Abstract

The mammalian hippocampus is involved in auto-association and hetero-association of declarative
memories. We employed a bio-inspired neural model of hippocampal CA1 region to systematically
evaluate its mean recall quality against different number of stored patterns, overlaps and active cells per
pattern. Model consisted of excitatory (pyramidal cells) and four types of inhibitory cells: axo-axonic,
basket, bistratified, and oriens lacunosum-moleculare cells. Cells were simplified compartmental models
with complex ion channel dynamics. Cells’ firing was timed to a theta oscillation paced by two distinct
neuronal populations exhibiting highly regular bursting activity, one tightly coupled to the trough and the
other to the peak of theta.

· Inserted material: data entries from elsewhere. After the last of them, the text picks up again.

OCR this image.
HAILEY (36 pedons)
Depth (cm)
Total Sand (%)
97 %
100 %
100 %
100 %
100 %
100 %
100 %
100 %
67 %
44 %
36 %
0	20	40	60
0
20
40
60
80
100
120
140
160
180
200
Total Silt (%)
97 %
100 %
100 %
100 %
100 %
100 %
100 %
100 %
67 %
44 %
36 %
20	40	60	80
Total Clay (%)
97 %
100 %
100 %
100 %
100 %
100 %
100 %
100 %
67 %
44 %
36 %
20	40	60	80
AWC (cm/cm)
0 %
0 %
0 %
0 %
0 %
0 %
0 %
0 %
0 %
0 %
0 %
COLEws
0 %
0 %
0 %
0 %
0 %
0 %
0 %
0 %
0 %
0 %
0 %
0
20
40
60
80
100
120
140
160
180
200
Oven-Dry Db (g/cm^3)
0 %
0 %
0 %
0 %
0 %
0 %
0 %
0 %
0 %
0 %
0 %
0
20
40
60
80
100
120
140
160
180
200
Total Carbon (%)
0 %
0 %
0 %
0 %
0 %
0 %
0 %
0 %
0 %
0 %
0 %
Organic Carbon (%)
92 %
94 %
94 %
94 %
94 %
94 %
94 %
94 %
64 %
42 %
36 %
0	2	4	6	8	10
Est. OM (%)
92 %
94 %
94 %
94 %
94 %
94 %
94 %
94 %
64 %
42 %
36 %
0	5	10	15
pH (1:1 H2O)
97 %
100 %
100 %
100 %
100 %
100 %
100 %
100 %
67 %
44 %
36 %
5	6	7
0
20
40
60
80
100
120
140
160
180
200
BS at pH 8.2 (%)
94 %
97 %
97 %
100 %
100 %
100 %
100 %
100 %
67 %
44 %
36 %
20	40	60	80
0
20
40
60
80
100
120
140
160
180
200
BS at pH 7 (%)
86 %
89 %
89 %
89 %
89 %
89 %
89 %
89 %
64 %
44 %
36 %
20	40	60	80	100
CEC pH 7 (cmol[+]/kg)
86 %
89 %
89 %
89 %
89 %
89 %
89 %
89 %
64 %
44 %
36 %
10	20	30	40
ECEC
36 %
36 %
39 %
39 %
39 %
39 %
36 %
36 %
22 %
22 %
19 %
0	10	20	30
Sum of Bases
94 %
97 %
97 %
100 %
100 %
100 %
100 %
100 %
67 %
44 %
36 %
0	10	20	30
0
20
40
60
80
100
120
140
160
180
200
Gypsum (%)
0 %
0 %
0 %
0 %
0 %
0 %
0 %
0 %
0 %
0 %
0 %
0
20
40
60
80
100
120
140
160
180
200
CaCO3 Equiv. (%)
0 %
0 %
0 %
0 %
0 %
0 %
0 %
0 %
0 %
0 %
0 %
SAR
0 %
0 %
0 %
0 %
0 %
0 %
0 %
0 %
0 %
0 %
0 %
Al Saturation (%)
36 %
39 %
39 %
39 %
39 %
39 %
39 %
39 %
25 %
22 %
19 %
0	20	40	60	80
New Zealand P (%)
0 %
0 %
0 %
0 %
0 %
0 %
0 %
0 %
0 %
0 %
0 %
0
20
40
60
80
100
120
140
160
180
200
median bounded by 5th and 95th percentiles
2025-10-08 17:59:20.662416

During recall excitatory input to network excitatory cells provided context and
timing information for retrieval of previously stored memory patterns. Dendritic inhibition acted as a nonspecific
global threshold machine that removed spurious activity during recall. Simulations showed recall
quality improved when the network’s memory capacity increased as the number of active cells per pattern
decreased. Furthermore, increased firing rate of a presynaptic inhibitory threshold machine inhibiting a
network of postsynaptic excitatory cells has a better success at removing spurious activity at the network
level and improving recall quality than increased synaptic efficacy of the same threshold machine on the
same network of excitatory cells, while keeping its firing rate fixed.